Victim’s brother perplexed
May 9, 2007 - 9:00 pm
The brother of a man who was killed by a homemade bomb at the Luxor parking garage early Monday said he doesn’t know why anyone would want to harm the new father who worked two jobs to support his young family.
“We have no idea who would do this,” Miguel Dorante, brother of 24-year-old Willebaldo Dorante Antonio, said in Spanish Tuesday evening. “He (Antonio) was a father and a very hard worker.”
Dorante said his younger brother, who had been in the United States about three years, worked the night shift at Nathan’s Famous hot dogs inside the Luxor. He also had a day job at Quiznos inside Excalibur, Dorante said.
“He was working all the time.”
Antonio’s wife and 1-year-old son had recently traveled to Las Vegas from Puebla, Mexico, to be with him.
“They have only been here 15 days,” Dorante said.
Las Vegas police continued their search for Antonio’s killer Tuesday, aided by the Bureau of Alcohol, Tobacco, Firearms and Explosives. Investigators studied surveillance tapes from the garage and delved into Antonio’s background looking for clues and a suspect.
ATF agents tried to piece together the homemade bomb to figure out how it worked, Special Agent Nina Delgadillo said.
“It’s all part of the puzzle,” she said.
Agents also logged the bomb components into a national database to see if a similar device has been used elsewhere, she said.
Antonio was killed Monday morning, after shrapnel from the bomb penetrated his head during the blast, the Clark County coroner’s office said.
Antonio and a fellow worker left the Luxor about 4 a.m. and walked to Antonio’s car, which was parked on the second floor of the two-story garage behind the hotel.
The bomb was sitting atop Antonio’s car, and when he moved it, it exploded. He was rushed to University Medical Center, where he died. The woman with him was unhurt despite standing about four feet away, authorities said.
Police believe Antonio was the intended target of the blast.
ATF Special Agent Tom Mangan said the bomb produced a blast about the size of a stick of dynamite. It blew a 12-inch hole in Antonio’s car and peppered neighboring vehicles with shrapnel, he said. He declined to describe what investigators had learned about the device.
“There is a degree of risk to the bomb-maker,” said Mangan, a senior ATF agent based in Phoenix. “There is a level of sophistication to the person researching this, buying the components and putting them together.”

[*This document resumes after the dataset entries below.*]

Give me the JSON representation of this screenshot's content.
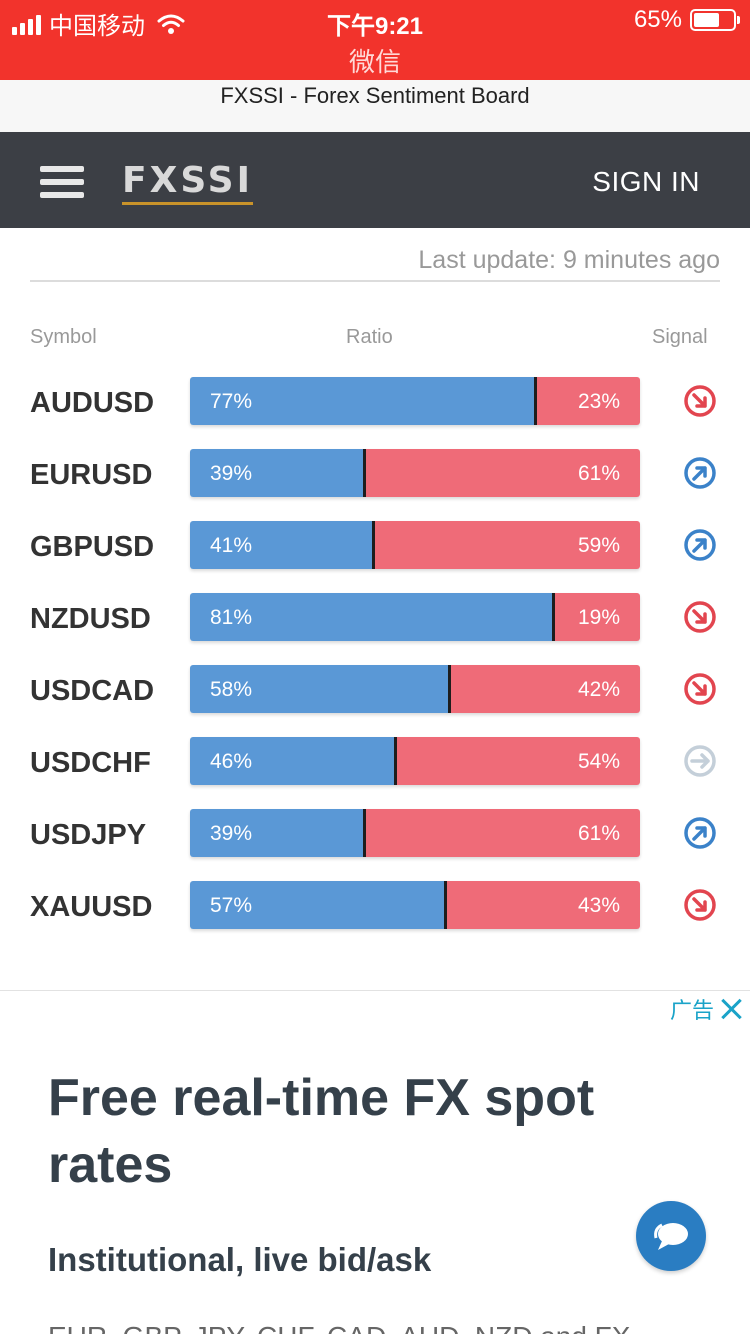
{
  "status_bar": {
    "carrier": "中国移动",
    "time": "下午9:21",
    "app": "微信",
    "battery": "65%",
    "battery_level": 0.65
  },
  "page_title": "FXSSI - Forex Sentiment Board",
  "header": {
    "logo": "FXSSI",
    "signin_label": "SIGN IN"
  },
  "last_update": "Last update: 9 minutes ago",
  "columns": {
    "symbol": "Symbol",
    "ratio": "Ratio",
    "signal": "Signal"
  },
  "colors": {
    "long": "#5a98d6",
    "short": "#ef6b78",
    "signal_sell": "#e2454f",
    "signal_buy": "#3b82c9",
    "signal_neutral": "#c4cfd9"
  },
  "rows": [
    {
      "symbol": "AUDUSD",
      "long": 77,
      "short": 23,
      "long_label": "77%",
      "short_label": "23%",
      "signal": "sell"
    },
    {
      "symbol": "EURUSD",
      "long": 39,
      "short": 61,
      "long_label": "39%",
      "short_label": "61%",
      "signal": "buy"
    },
    {
      "symbol": "GBPUSD",
      "long": 41,
      "short": 59,
      "long_label": "41%",
      "short_label": "59%",
      "signal": "buy"
    },
    {
      "symbol": "NZDUSD",
      "long": 81,
      "short": 19,
      "long_label": "81%",
      "short_label": "19%",
      "signal": "sell"
    },
    {
      "symbol": "USDCAD",
      "long": 58,
      "short": 42,
      "long_label": "58%",
      "short_label": "42%",
      "signal": "sell"
    },
    {
      "symbol": "USDCHF",
      "long": 46,
      "short": 54,
      "long_label": "46%",
      "short_label": "54%",
      "signal": "neutral"
    },
    {
      "symbol": "USDJPY",
      "long": 39,
      "short": 61,
      "long_label": "39%",
      "short_label": "61%",
      "signal": "buy"
    },
    {
      "symbol": "XAUUSD",
      "long": 57,
      "short": 43,
      "long_label": "57%",
      "short_label": "43%",
      "signal": "sell"
    }
  ],
  "ad": {
    "tag": "广告",
    "title": "Free real-time FX spot rates",
    "subtitle": "Institutional, live bid/ask",
    "body": "EUR, GBP, JPY, CHF, CAD, AUD, NZD and FX"
  }
}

Antonio’s family spent Tuesday trying to arrange for his body to be sent home to his native Mexico for burial.
Jose Meza, president of the Association of Poblano Immigrants, said his organization will help the family pay to ship the body to Puebla, Mexico, near Mexico City.
The organization works with the Mexican Consulate to help foreign families in such situations.
Meza said it will cost at least $5,000 to ship the body.
The Associated Press contributed to this report.